"Biar aku saja yang bayar." Ujarku.

Aku membuka tas ku tetapi tangan Nathan memegang tanganku menyuruhku berhenti.

"Aku saja yang bayar." Ujarnya.

Dia langsung membuka dompetnya dan mengeluarkan beberapa lembar uang kemudian memberikannya pada wanita itu.

Wanita itu memberikan kedua gelang itu kepada kami. Lalu tersenyum penuh arti. Aku sampai merinding dibuatnya.

"Semoga hubungan kalian bisa berlangsung selamanya." Ujar wanita itu seperti sihir.

Enak saja!

"Eh, ti-"

"Terima kasih." Ujar Nathan.

Dia menarik tanganku dan menyeret aku keluar dari toko gelang ini. Aku menghentakkan tanganku agar genggaman Nathan terlepas, tetapi tangannya masih menggenggam tanganku erat.

"Ugh, lepaskan." Ujarku susah payah.

"Diam sebentar." Ujarnya.

Aku tetap memberontak, "kemana kau akan membawaku? Lepaskan!"

Nathan menghentikan langkahnya dengan tiba-tiba sehingga tubuhku menabraknya dengan kuat.

"Aduh.."

Aku mengelus-elus kepalaku yang terbentur bahu Nathan. Ini cowok memang benar-benar membawakan sial untukku!

"Apa maumu?

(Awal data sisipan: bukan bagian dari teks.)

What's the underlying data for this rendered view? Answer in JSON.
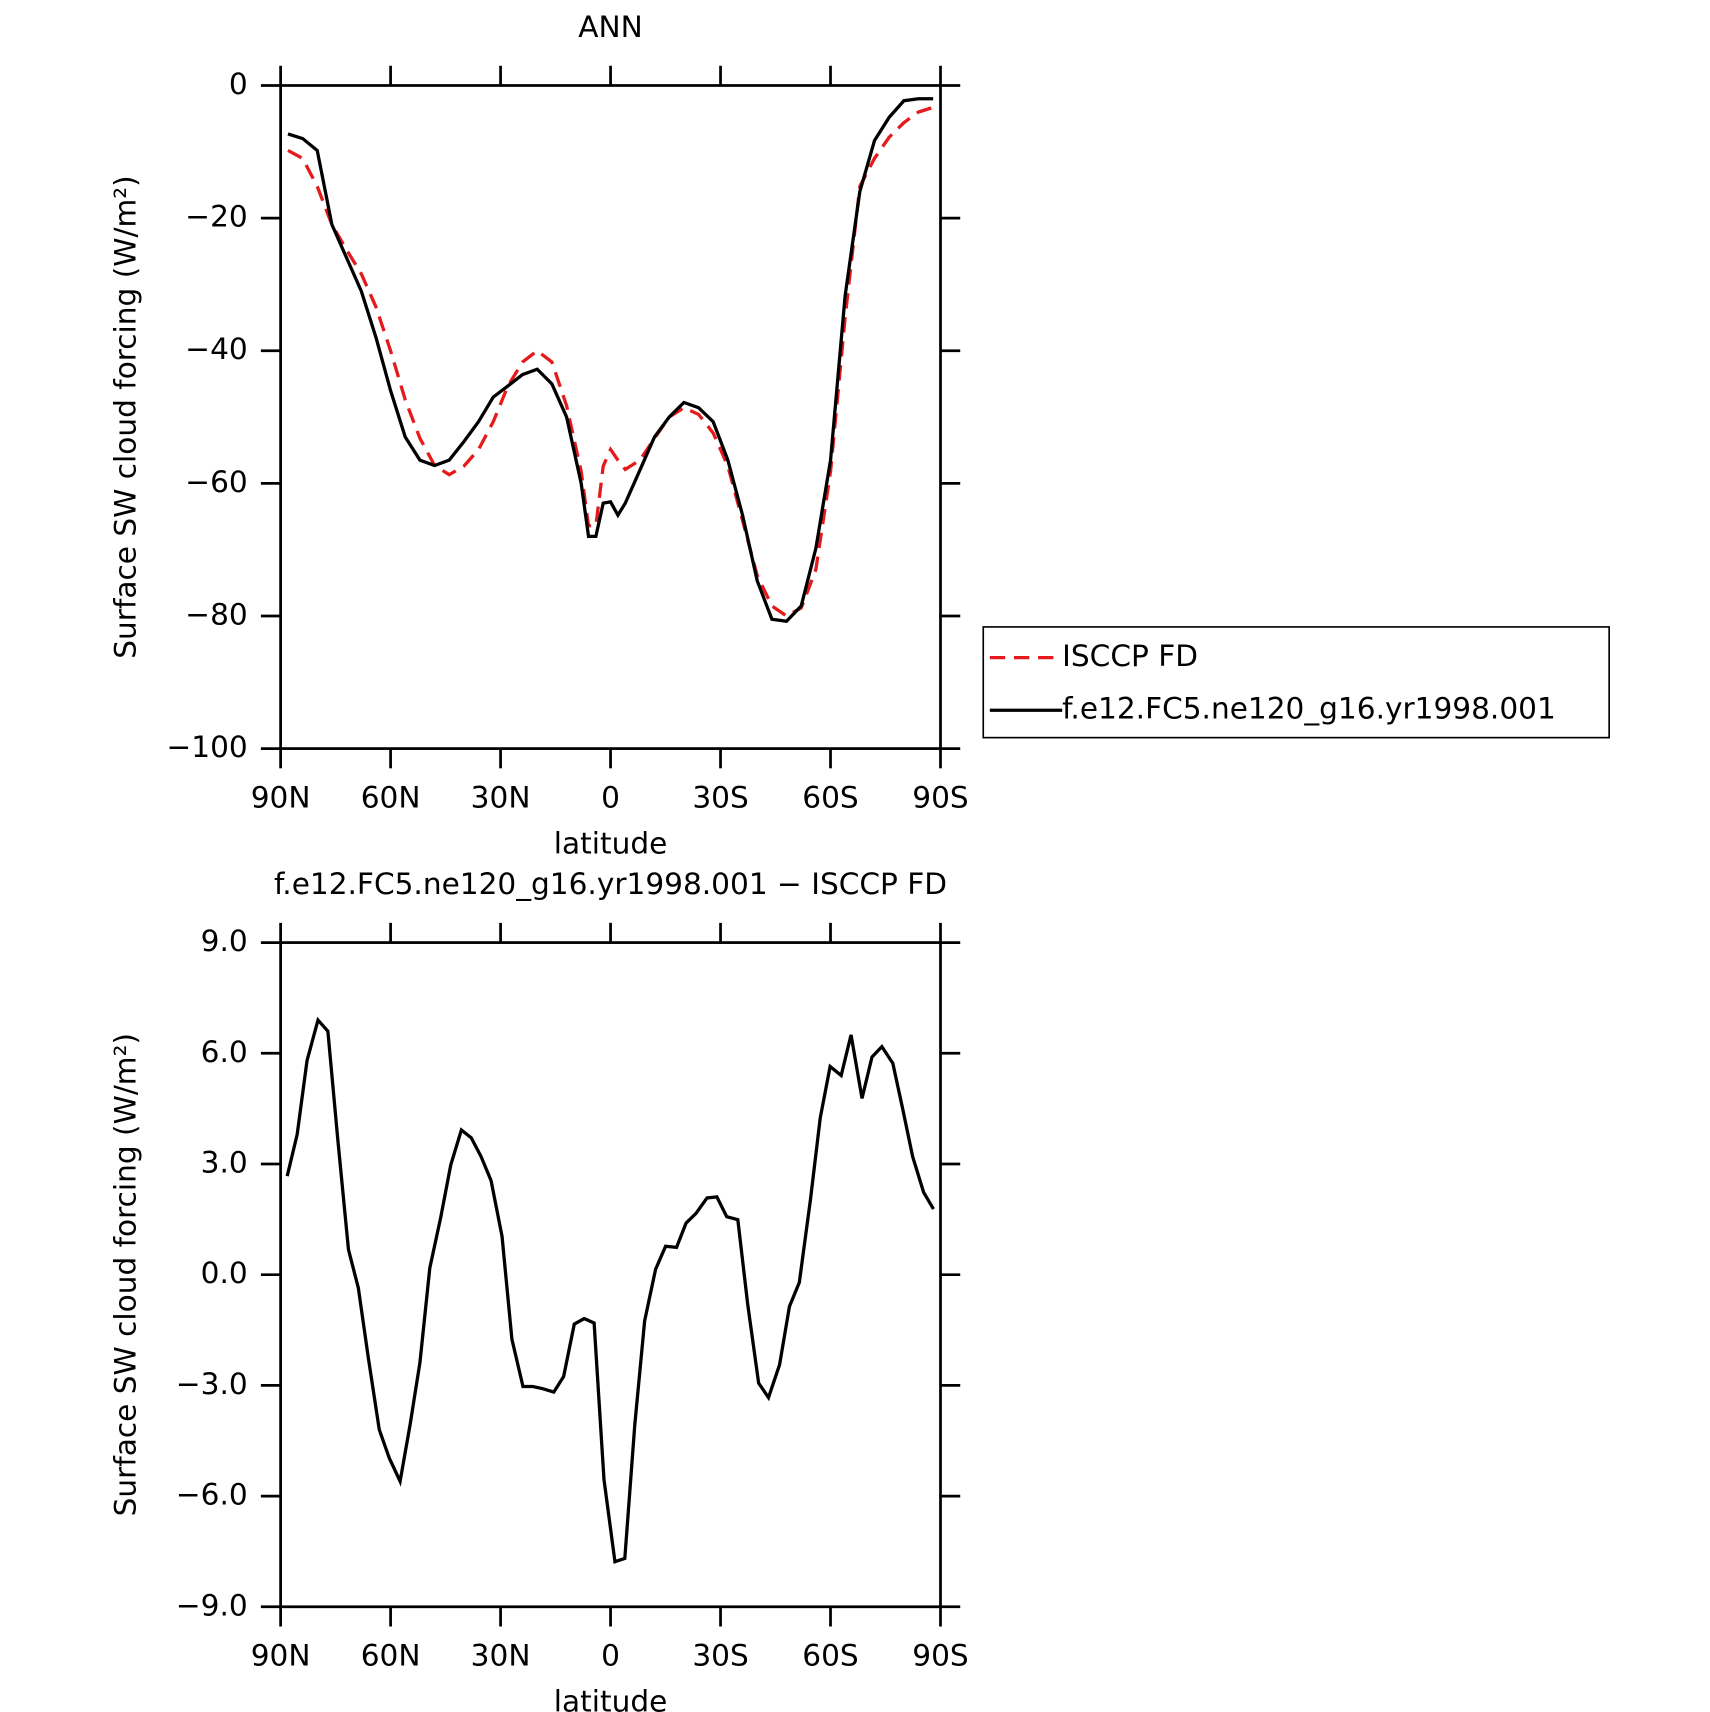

Lepaskan tanganmu dan jangan ganggu aku lagi!" Teriakku.

"Tak bisakah kau diam sebentar?"

Nathan mengambil gelang tadi dan memakaikannya pada pergelangan tanganku. Yaampun, sangat indah! Aku.. Aku benar-benar suka dengan gelang ini.

Aku tersenyum senang kemudian melihat Nathan, dia sedang memakai gelangnya sendiri tapi tidak bisa mengaitkan gelangnya. Aku meringis melihat Nathan yang kesusahan.

Aku baru tau wajahnya begitu tampan..

Tiba-tiba dia menatapku tajam, "Kenapa kau diam saja?"

Eh.. Apa? Aku salah tingkah. Wajahku tiba-tiba terasa panas. Segera aku mengaitkan gelangnya di pergelangan tangan Nathan. Aku langsung menunduk menahan malu.

Yaampun, kenapa bisa begini?

"Kau kenapa?" Tanyanya yang semakin membuatku salah tingkah.

"Urm...."

Bagaimana ini? Aku harus menjawab apa?

"Apa? Aku tidak bisa mendengarmu jika suaramu begitu kecil." Omelnya.

"Eh, tidak. Urm, t-terima kasih gelangnya." Ujarku gugup.

Dia hanya mengangguk kemudian berbalik badan meninggalkan diriku yang masih berdiam di tepi jalan. Kenapa aku selalu kalah jika berada di dekatnya? Auranya begitu mengintimidasi. Tatapannya yang menatap tepat di manik mataku dengan intens, membuat ku merinding kadang.

Dasar psikopat.

"Hey!" Teriaknya tiba-tiba dari kejauhan. "Kau mau ikut denganku atau hanya ingin berdiam diri di sana hingga malam tiba?" Sambungnya.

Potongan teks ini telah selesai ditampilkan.